Due to the "great willpower" needed, poultry farms prefer "niseis" (second generation Japanese immigrants), who are known for their discipline and dedication, said Natal Takeshi Ami, the vice-president of the association of chicken sexers, who has practiced the trade for 29 years.
The value to the industry and skill of chicken sexers is rewarded by the good salaries they earn, which allow them to live well and become car and home-owners in this country where a majority of people live in poverty. However, Mifune, who has spent 34 years in the profession, said he would never let his children follow in his footsteps, because "it is a life of sacrifice, hard work and long business trips" which take you away from your children.
Only 15 percent of chicken sexers in Brazil are women, said Mifune, who explained that "most of them quit when they get married and have children, because they can't travel anymore".
Chicken sexers work on a freelance basis, are hired for short stints, have no paid vacations, and are not entitled to pensions or other benefits enjoyed by those in steady jobs, he pointed out.
Further compounding the difficulties, the pay has declined since the mid-1980s, due to the tough international competition in the poultry farming sector, which has forced companies to cut costs, Mifune added. He noted that it was necessary to work harder than ever to earn a salary equivalent to US$1,200 a month.
Takeshi Ami agreed, adding that today only those who "reject" school and do not want to continue studying choose the profession.
The decade of the '70s, when poultry farming grew into an industry of scale and modern technology in Brazil, was the golden era for chicken sexers, who played a key role in boosting productivity by drastically reducing the losses caused by the inability to distinguish the sex of hatchlings.
Neighboring Argentina's chicken farming industry is now evolving in a similar manner, forced to upgrade by the competition from Brazil, one of the world's leading producers and exporters of poultry. Argentine chicken farms frequently hire Brazilian vent- sexers.
The trade demands precision and speed. Takeshi Ami was Brazil's national champion in 1986, identifying the sex of 100 hatchlings in three minutes and 31 seconds, with 100 percent accuracy.
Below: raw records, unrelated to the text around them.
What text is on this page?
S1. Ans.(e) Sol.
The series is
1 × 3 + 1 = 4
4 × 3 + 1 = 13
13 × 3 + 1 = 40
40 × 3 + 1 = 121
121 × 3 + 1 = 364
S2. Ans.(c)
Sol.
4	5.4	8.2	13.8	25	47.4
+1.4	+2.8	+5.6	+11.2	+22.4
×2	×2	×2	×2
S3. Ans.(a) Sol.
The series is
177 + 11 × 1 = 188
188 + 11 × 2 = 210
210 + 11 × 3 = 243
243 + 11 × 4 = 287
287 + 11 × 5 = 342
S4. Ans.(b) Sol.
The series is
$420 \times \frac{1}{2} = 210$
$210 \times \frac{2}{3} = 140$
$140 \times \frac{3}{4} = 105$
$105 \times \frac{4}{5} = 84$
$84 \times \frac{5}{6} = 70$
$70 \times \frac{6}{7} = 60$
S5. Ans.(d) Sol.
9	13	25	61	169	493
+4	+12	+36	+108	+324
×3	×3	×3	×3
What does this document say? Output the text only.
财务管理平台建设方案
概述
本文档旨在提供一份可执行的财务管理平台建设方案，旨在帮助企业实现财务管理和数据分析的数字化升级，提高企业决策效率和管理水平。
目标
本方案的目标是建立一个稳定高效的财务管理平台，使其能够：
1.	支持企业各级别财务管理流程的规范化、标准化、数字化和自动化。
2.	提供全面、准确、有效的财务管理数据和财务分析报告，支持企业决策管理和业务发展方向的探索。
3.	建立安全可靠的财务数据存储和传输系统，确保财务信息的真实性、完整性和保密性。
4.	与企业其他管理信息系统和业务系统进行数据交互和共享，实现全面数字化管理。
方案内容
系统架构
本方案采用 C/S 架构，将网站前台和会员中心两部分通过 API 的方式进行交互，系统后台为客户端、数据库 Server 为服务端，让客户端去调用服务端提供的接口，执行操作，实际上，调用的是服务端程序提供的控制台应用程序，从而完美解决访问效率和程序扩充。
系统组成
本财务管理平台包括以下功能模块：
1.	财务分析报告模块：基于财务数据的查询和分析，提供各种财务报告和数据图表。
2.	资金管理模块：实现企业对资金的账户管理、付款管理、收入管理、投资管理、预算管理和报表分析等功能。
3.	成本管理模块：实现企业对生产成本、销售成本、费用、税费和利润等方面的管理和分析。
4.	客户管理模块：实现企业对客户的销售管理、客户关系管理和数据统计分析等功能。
The following year, he represented Brazil in the world championship in Belgium.
Japanese-Brazilian chicken sexers are the best in the world, said Mifune, who pointed out that they not only held the world record, but that Brazil had the largest number of top-quality chicken sexers of any country.
But chicken sexers are expensive to hire, according to poultry farmers like Edilberto de Freitas.
Levino Bassi, supervisor of genetic improvements at the Poultry and Swine Center of the Brazilian Company of Agricultural Research, a state institution, said that was why poultry farmers had turned to genetics to develop hatchlings that can be sexed by visible characteristics like color and markings, rather than the subtle differences that demand the precision involved in vent- sexing.
The growth in the number of chicken sexers has not kept up with the expansion of Brazil's poultry farming industry, but is actually diminishing in proportional terms, said Bassi, who added that new technology could even make the trade obsolete sometime in the future.